Nun war der Mann abermals hier, und wieder versteckte er sich unter seinem Kapuzenmantel wie ein Gassenräuber.
Serafin überwand sein Erschrecken rasch genug, um nicht bemerkt zu werden. Geschwind drückte er sich dichter an eine Fassade. Der Mond beschien die gegenüberliegende Seite und einen Großteil der schmalen Piazza; jener Teil aber, durch den Serafin sich bewegte, lag in tiefem Schatten.
Durch die Dunkelheit geschützt, näherte er sich der Brücke. Der Gesandte wartete auf etwas, und nach Serafins Entdeckung von vorhin bestand wenig Zweifel, was das war. Tatsächlich ertönte jetzt ein hohler, metallischer Laut, der sich unregelmäßig wiederholte. Etwas schlug unter der Brücke gegen die Ufermauer.
Etwas legte an.
Der Gesandte eilte zum Fuß der Brücke und blickte von dort aus ins Wasser. Serafin war noch zehn Meter von ihm entfernt, verbarg sich hinter einem schmalen Marienaltar, den jemand vor langer Zeit an die Hauswand gemauert hatte. Opfergaben hatten hier vermutlich lange nicht gelegen. In den vergangenen Jahren hatten die meisten Menschen zur Fließenden Königin gebetet; an die Macht der Kirche glaubte keiner mehr, auch wenn es immer noch Unermüdliche gab, die der Form halber die Gottesdienste besuchten.
Serafin beobachtete, wie der Gesandte einige Schritte rückwärtsging, fort von der Uferkante. Er machte Platz für sechs Männer, die über eine schmale Treppe vom Wasser heraufstiegen.
Männer? Serafin biss sich auf die Unterlippe. Die sechs Gestalten waren einmal Männer gewesen. Heute hatten sie kaum noch Ähnlichkeit mit ihrem früheren Selbst.
Mumien.
Sechs Mumienkrieger des Imperiums, mit ausgetrockneten, eingefallenen Gesichtern, so dass sie alle einander ähnelten wie Zwillingsbrüder.

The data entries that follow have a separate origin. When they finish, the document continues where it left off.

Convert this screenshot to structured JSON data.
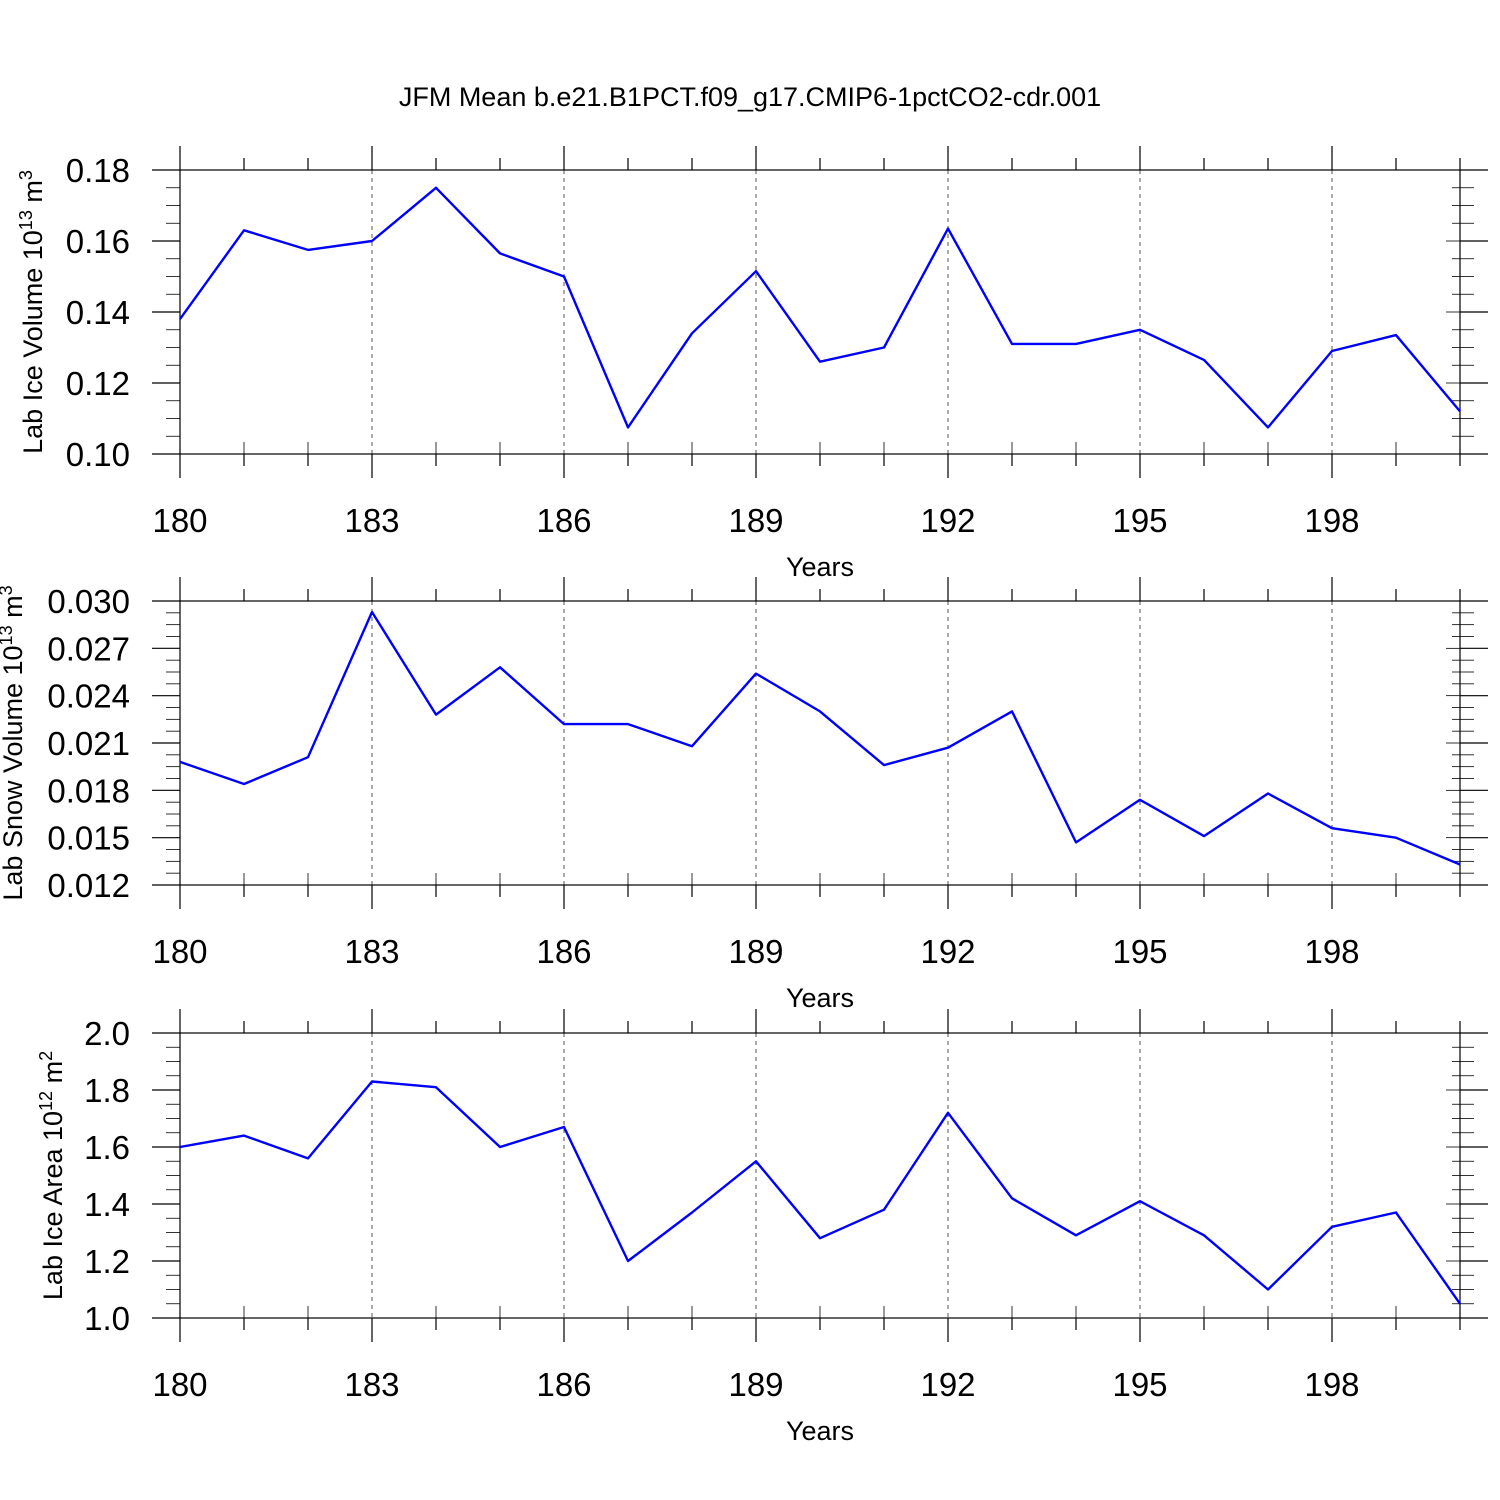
{
  "title": "JFM Mean b.e21.B1PCT.f09_g17.CMIP6-1pctCO2-cdr.001",
  "colors": {
    "series": "#0000ff",
    "frame": "#000000",
    "grid": "#555555"
  },
  "chart_data": [
    {
      "type": "line",
      "ylabel_prefix": "Lab Ice Volume 10",
      "ylabel_exp": "13",
      "ylabel_unit": " m",
      "ylabel_unit_exp": "3",
      "xlabel": "Years",
      "x": [
        180,
        181,
        182,
        183,
        184,
        185,
        186,
        187,
        188,
        189,
        190,
        191,
        192,
        193,
        194,
        195,
        196,
        197,
        198,
        199,
        200
      ],
      "xlim": [
        180,
        200
      ],
      "xticks": [
        180,
        183,
        186,
        189,
        192,
        195,
        198
      ],
      "xtick_labels": [
        "180",
        "183",
        "186",
        "189",
        "192",
        "195",
        "198"
      ],
      "ylim": [
        0.1,
        0.18
      ],
      "yticks": [
        0.1,
        0.12,
        0.14,
        0.16,
        0.18
      ],
      "ytick_labels": [
        "0.10",
        "0.12",
        "0.14",
        "0.16",
        "0.18"
      ],
      "grid": "vertical dashed at major x ticks",
      "series": [
        {
          "values": [
            0.138,
            0.163,
            0.1575,
            0.16,
            0.175,
            0.1565,
            0.15,
            0.1075,
            0.134,
            0.1515,
            0.126,
            0.13,
            0.1635,
            0.131,
            0.131,
            0.135,
            0.1265,
            0.1075,
            0.129,
            0.1335,
            0.112
          ]
        }
      ]
    },
    {
      "type": "line",
      "ylabel_prefix": "Lab Snow Volume 10",
      "ylabel_exp": "13",
      "ylabel_unit": " m",
      "ylabel_unit_exp": "3",
      "xlabel": "Years",
      "x": [
        180,
        181,
        182,
        183,
        184,
        185,
        186,
        187,
        188,
        189,
        190,
        191,
        192,
        193,
        194,
        195,
        196,
        197,
        198,
        199,
        200
      ],
      "xlim": [
        180,
        200
      ],
      "xticks": [
        180,
        183,
        186,
        189,
        192,
        195,
        198
      ],
      "xtick_labels": [
        "180",
        "183",
        "186",
        "189",
        "192",
        "195",
        "198"
      ],
      "ylim": [
        0.012,
        0.03
      ],
      "yticks": [
        0.012,
        0.015,
        0.018,
        0.021,
        0.024,
        0.027,
        0.03
      ],
      "ytick_labels": [
        "0.012",
        "0.015",
        "0.018",
        "0.021",
        "0.024",
        "0.027",
        "0.030"
      ],
      "grid": "vertical dashed at major x ticks",
      "series": [
        {
          "values": [
            0.0198,
            0.0184,
            0.0201,
            0.0293,
            0.0228,
            0.0258,
            0.0222,
            0.0222,
            0.0208,
            0.0254,
            0.023,
            0.0196,
            0.0207,
            0.023,
            0.0147,
            0.0174,
            0.0151,
            0.0178,
            0.0156,
            0.015,
            0.0133
          ]
        }
      ]
    },
    {
      "type": "line",
      "ylabel_prefix": "Lab Ice Area 10",
      "ylabel_exp": "12",
      "ylabel_unit": " m",
      "ylabel_unit_exp": "2",
      "xlabel": "Years",
      "x": [
        180,
        181,
        182,
        183,
        184,
        185,
        186,
        187,
        188,
        189,
        190,
        191,
        192,
        193,
        194,
        195,
        196,
        197,
        198,
        199,
        200
      ],
      "xlim": [
        180,
        200
      ],
      "xticks": [
        180,
        183,
        186,
        189,
        192,
        195,
        198
      ],
      "xtick_labels": [
        "180",
        "183",
        "186",
        "189",
        "192",
        "195",
        "198"
      ],
      "ylim": [
        1.0,
        2.0
      ],
      "yticks": [
        1.0,
        1.2,
        1.4,
        1.6,
        1.8,
        2.0
      ],
      "ytick_labels": [
        "1.0",
        "1.2",
        "1.4",
        "1.6",
        "1.8",
        "2.0"
      ],
      "grid": "vertical dashed at major x ticks",
      "series": [
        {
          "values": [
            1.6,
            1.64,
            1.56,
            1.83,
            1.81,
            1.6,
            1.67,
            1.2,
            1.37,
            1.55,
            1.28,
            1.38,
            1.72,
            1.42,
            1.29,
            1.41,
            1.29,
            1.1,
            1.32,
            1.37,
            1.05
          ]
        }
      ]
    }
  ]
}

Merkmale, die sie einmal unterschieden hatten, waren verschwunden. Ihre Mienen waren die von Totenschädeln, bespannt mit grauer Haut.
Alle sechs trugen dunkles Rüstzeug, das im Mondlicht ab und an metallisch aufblitzte. Jeder hielt ein Schwert, wie Serafin noch keines gesehen hatte: Die langen Klingen waren gebogen, beinahe halbmondförmig, aber die Schneide befand sich – anders als bei einem Krummsäbel – an der Innenseite der Biegung, was zu einer völlig anderen Handhabung führte. Ägyptische Sichelschwerter, die gefürchteten Klingen der imperialen Mumienkrieger.
In den seltsamen Fahrzeugen im Wasser musste Platz für je zwei von ihnen gewesen sein. Hintereinander hatten sie darin gelegen wie in einem hohlen Baum, unfähig, sich zu bewegen. Aber Mumien, vermutete Serafin, müssen sich wohl kaum kratzen; sie würden sich dabei nur die ausgedorrte Haut von den Knochen schaben.